作成したスクリプト(window_move.ps1)をパスの通ったフォルダにコピーし、実行してみよう。実行すると次のようになる。

スクリプト実行前のスクリーンショット

◆100, 100へ移動

windw_move -ProcessName msedge -X 100 -Y 100

スクリプト実行後

◆1200, 500へ移動

window_move -ProcessName msedge -X 1200 -Y 500

スクリプト実行後

◆1300, 50へ移動

window_move-ProcessName msedge -X 1300 -Y 50

スクリプト実行後

◆0, 600へ移動

window_move -ProcessName msedge -X 0 -Y 600

スクリプト実行後

作った通りに動作していることがわかる。ちょっとした書き換えだが、なかなか実用的なスクリプトだ。

応用例

これでウインドウの移動とサイズの変更ができるようになった。基本的な処理なのだが、これまでマウスを使うしかなかった処理をスクリプトで自動化できるというのは時短に大きく貢献するのだ。一度使い出すと癖になるくらい便利だったりする。

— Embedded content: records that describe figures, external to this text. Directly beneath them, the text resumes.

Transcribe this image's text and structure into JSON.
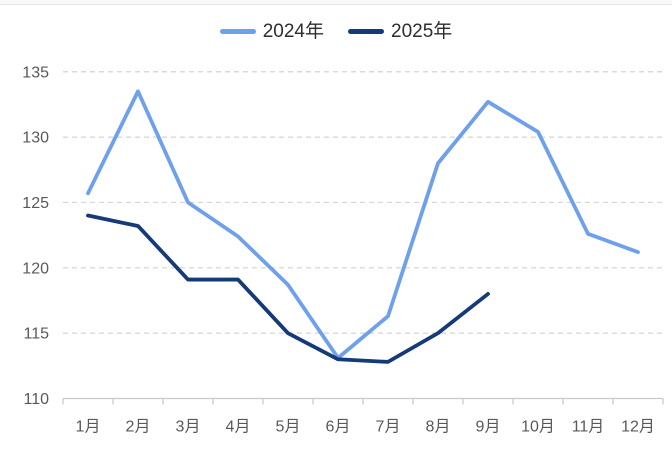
{
  "legend": {
    "position": "top-center",
    "items": [
      {
        "label": "2024年",
        "color": "#6fa0eb"
      },
      {
        "label": "2025年",
        "color": "#143a78"
      }
    ]
  },
  "chart_data": {
    "type": "line",
    "title": "",
    "xlabel": "",
    "ylabel": "",
    "categories": [
      "1月",
      "2月",
      "3月",
      "4月",
      "5月",
      "6月",
      "7月",
      "8月",
      "9月",
      "10月",
      "11月",
      "12月"
    ],
    "series": [
      {
        "name": "2024年",
        "color": "#6fa0eb",
        "values": [
          125.7,
          133.5,
          125.0,
          122.4,
          118.7,
          113.1,
          116.3,
          128.0,
          132.7,
          130.4,
          122.6,
          121.2
        ]
      },
      {
        "name": "2025年",
        "color": "#143a78",
        "values": [
          124.0,
          123.2,
          119.1,
          119.1,
          115.0,
          113.0,
          112.8,
          115.0,
          118.0
        ]
      }
    ],
    "ylim": [
      110,
      137
    ],
    "yticks": [
      110,
      115,
      120,
      125,
      130,
      135
    ],
    "grid": "horizontal-dashed",
    "axis_line_color": "#c9c9c9",
    "gridline_color": "#d4d4d4",
    "legend_position": "top-center"
  }
}
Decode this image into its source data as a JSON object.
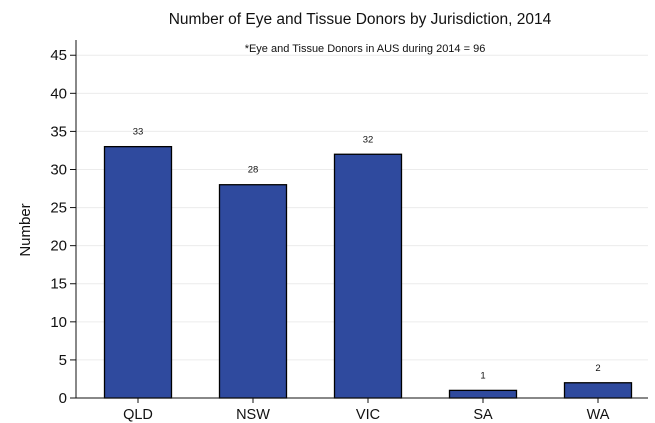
{
  "chart_data": {
    "type": "bar",
    "title": "Number of Eye and Tissue Donors by Jurisdiction, 2014",
    "annotation": "*Eye and Tissue Donors in AUS during 2014 = 96",
    "xlabel": "",
    "ylabel": "Number",
    "categories": [
      "QLD",
      "NSW",
      "VIC",
      "SA",
      "WA"
    ],
    "values": [
      33,
      28,
      32,
      1,
      2
    ],
    "data_labels": [
      "33",
      "28",
      "32",
      "1",
      "2"
    ],
    "ylim": [
      0,
      47
    ],
    "yticks": [
      0,
      5,
      10,
      15,
      20,
      25,
      30,
      35,
      40,
      45
    ],
    "grid": true,
    "bar_color": "#2f4a9e"
  }
}
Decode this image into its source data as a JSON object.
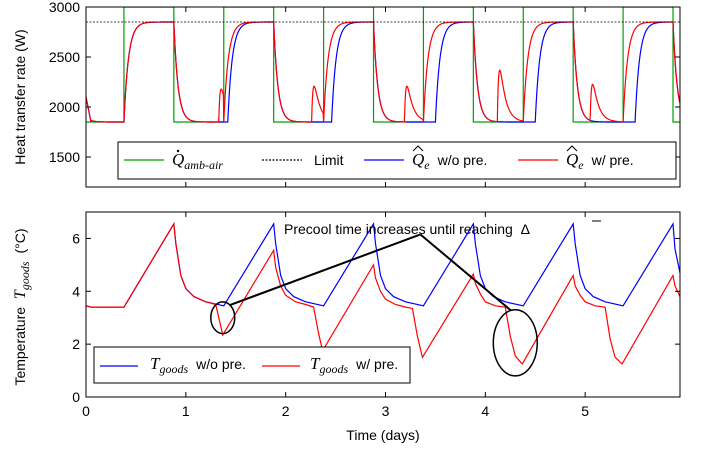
{
  "chart_data": [
    {
      "type": "line",
      "ylabel": "Heat transfer rate (W)",
      "xlim": [
        0,
        5.95
      ],
      "ylim": [
        1200,
        3000
      ],
      "yticks": [
        1500,
        2000,
        2500,
        3000
      ],
      "grid": false,
      "legend": {
        "placement": "bottom",
        "entries": [
          {
            "symbol": "Q",
            "dot": true,
            "hat": false,
            "subscript": "amb-air",
            "suffix": "",
            "color": "#00a000",
            "dash": false
          },
          {
            "symbol": "",
            "dot": false,
            "hat": false,
            "subscript": "",
            "suffix": "Limit",
            "color": "#000000",
            "dash": true
          },
          {
            "symbol": "Q",
            "dot": false,
            "hat": true,
            "subscript": "e",
            "suffix": "w/o pre.",
            "color": "#0000ff",
            "dash": false
          },
          {
            "symbol": "Q",
            "dot": false,
            "hat": true,
            "subscript": "e",
            "suffix": "w/ pre.",
            "color": "#ff0000",
            "dash": false
          }
        ]
      },
      "limit": 2850,
      "series": [
        {
          "key": "amb",
          "color": "#00a000",
          "high": 3000,
          "low": 1850,
          "high_start": 0.38,
          "high_len": 0.5,
          "period": 1.0
        },
        {
          "key": "qe_nopre",
          "color": "#0000ff",
          "base": 1850,
          "top": 2850
        },
        {
          "key": "qe_pre",
          "color": "#ff0000",
          "base": 1850,
          "top": 2850
        }
      ]
    },
    {
      "type": "line",
      "xlabel": "Time (days)",
      "ylabel_main": "Temperature",
      "ylabel_symbol": "T",
      "ylabel_sub": "goods",
      "ylabel_unit": "(°C)",
      "xlim": [
        0,
        5.95
      ],
      "ylim": [
        0,
        7
      ],
      "xticks": [
        0,
        1,
        2,
        3,
        4,
        5
      ],
      "yticks": [
        0,
        2,
        4,
        6
      ],
      "grid": false,
      "annotation": {
        "text": "Precool time increases until reaching",
        "symbol": "Δ",
        "apex": [
          3.35,
          6.15
        ],
        "ellipse1": {
          "cx": 1.37,
          "cy": 3.0,
          "rx": 0.12,
          "ry": 0.6
        },
        "ellipse2": {
          "cx": 4.3,
          "cy": 2.05,
          "rx": 0.22,
          "ry": 1.25
        }
      },
      "legend": {
        "placement": "bottom-left",
        "entries": [
          {
            "symbol": "T",
            "subscript": "goods",
            "suffix": "w/o pre.",
            "color": "#0000ff"
          },
          {
            "symbol": "T",
            "subscript": "goods",
            "suffix": "w/ pre.",
            "color": "#ff0000"
          }
        ]
      },
      "series": [
        {
          "key": "t_nopre",
          "color": "#0000ff",
          "points": [
            [
              0,
              3.45
            ],
            [
              0.05,
              3.4
            ],
            [
              0.38,
              3.4
            ],
            [
              0.88,
              6.55
            ],
            [
              0.9,
              5.8
            ],
            [
              0.95,
              4.6
            ],
            [
              1.0,
              4.1
            ],
            [
              1.08,
              3.8
            ],
            [
              1.2,
              3.6
            ],
            [
              1.38,
              3.45
            ],
            [
              1.88,
              6.55
            ],
            [
              1.9,
              5.8
            ],
            [
              1.95,
              4.6
            ],
            [
              2.0,
              4.1
            ],
            [
              2.08,
              3.8
            ],
            [
              2.2,
              3.6
            ],
            [
              2.38,
              3.45
            ],
            [
              2.88,
              6.55
            ],
            [
              2.9,
              5.8
            ],
            [
              2.95,
              4.6
            ],
            [
              3.0,
              4.1
            ],
            [
              3.08,
              3.8
            ],
            [
              3.2,
              3.6
            ],
            [
              3.38,
              3.45
            ],
            [
              3.88,
              6.55
            ],
            [
              3.9,
              5.8
            ],
            [
              3.95,
              4.6
            ],
            [
              4.0,
              4.1
            ],
            [
              4.08,
              3.8
            ],
            [
              4.2,
              3.6
            ],
            [
              4.38,
              3.45
            ],
            [
              4.88,
              6.55
            ],
            [
              4.9,
              5.8
            ],
            [
              4.95,
              4.6
            ],
            [
              5.0,
              4.1
            ],
            [
              5.08,
              3.8
            ],
            [
              5.2,
              3.6
            ],
            [
              5.38,
              3.45
            ],
            [
              5.88,
              6.55
            ],
            [
              5.9,
              5.6
            ],
            [
              5.95,
              4.7
            ]
          ]
        },
        {
          "key": "t_pre",
          "color": "#ff0000",
          "points": [
            [
              0,
              3.45
            ],
            [
              0.05,
              3.4
            ],
            [
              0.38,
              3.4
            ],
            [
              0.88,
              6.55
            ],
            [
              0.9,
              5.8
            ],
            [
              0.95,
              4.6
            ],
            [
              1.0,
              4.1
            ],
            [
              1.08,
              3.8
            ],
            [
              1.2,
              3.6
            ],
            [
              1.3,
              3.5
            ],
            [
              1.37,
              2.35
            ],
            [
              1.88,
              5.55
            ],
            [
              1.9,
              4.9
            ],
            [
              1.95,
              4.2
            ],
            [
              2.0,
              3.85
            ],
            [
              2.1,
              3.6
            ],
            [
              2.2,
              3.5
            ],
            [
              2.28,
              3.4
            ],
            [
              2.33,
              2.4
            ],
            [
              2.37,
              1.75
            ],
            [
              2.88,
              5.0
            ],
            [
              2.9,
              4.5
            ],
            [
              2.95,
              4.0
            ],
            [
              3.0,
              3.7
            ],
            [
              3.1,
              3.5
            ],
            [
              3.2,
              3.4
            ],
            [
              3.27,
              3.35
            ],
            [
              3.32,
              2.3
            ],
            [
              3.37,
              1.5
            ],
            [
              3.88,
              4.65
            ],
            [
              3.9,
              4.3
            ],
            [
              3.95,
              3.9
            ],
            [
              4.0,
              3.6
            ],
            [
              4.1,
              3.45
            ],
            [
              4.2,
              3.4
            ],
            [
              4.25,
              2.3
            ],
            [
              4.3,
              1.55
            ],
            [
              4.37,
              1.25
            ],
            [
              4.88,
              4.6
            ],
            [
              4.9,
              4.2
            ],
            [
              4.95,
              3.85
            ],
            [
              5.0,
              3.6
            ],
            [
              5.1,
              3.45
            ],
            [
              5.2,
              3.4
            ],
            [
              5.25,
              2.2
            ],
            [
              5.3,
              1.5
            ],
            [
              5.37,
              1.25
            ],
            [
              5.88,
              4.6
            ],
            [
              5.9,
              4.2
            ],
            [
              5.95,
              3.8
            ]
          ]
        }
      ]
    }
  ]
}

実用的な使い方は近いうちに取り上げるとして、今回はこのスクリプトの使用例を1つ取り上げておく。次のスクリプト(Alert.ps1)をご覧いただきたい。

while ($true) {
        window_move -ProcessName msedge -X 600 -Y 300
        Start-Sleep 1
        window_move -ProcessName msedge -X 500 -Y 250
        Start-Sleep 1
        window_move -ProcessName msedge -X 600 -Y 200
        Start-Sleep 1
        window_move -ProcessName msedge -X 700 -Y 250
        Start-Sleep 1
}

このスクリプトを実行すると、Microsoft Edgeが1秒ごとに、円を描くように時計回りで移動するようになる。何の役にも立たなそうだが、タイマーとして使うのは悪くない。仕事を切り上げないといけない時間になったら動作するように仕込んでおくと、いきなり目の前でEdgeが円を描きながら移動し始める。イラッとするのは間違いないが、作業を強制的に停止させる効果はあるだろう。

ある意味、嫌がらせのようなスクリプトなので実際に利用するかどうかはさておき、こういったことができる、ということは覚えておいて損はないだろう。

※ 本記事は掲載時点の情報であり、最新のものとは異なる場合がございます。予めご了承ください。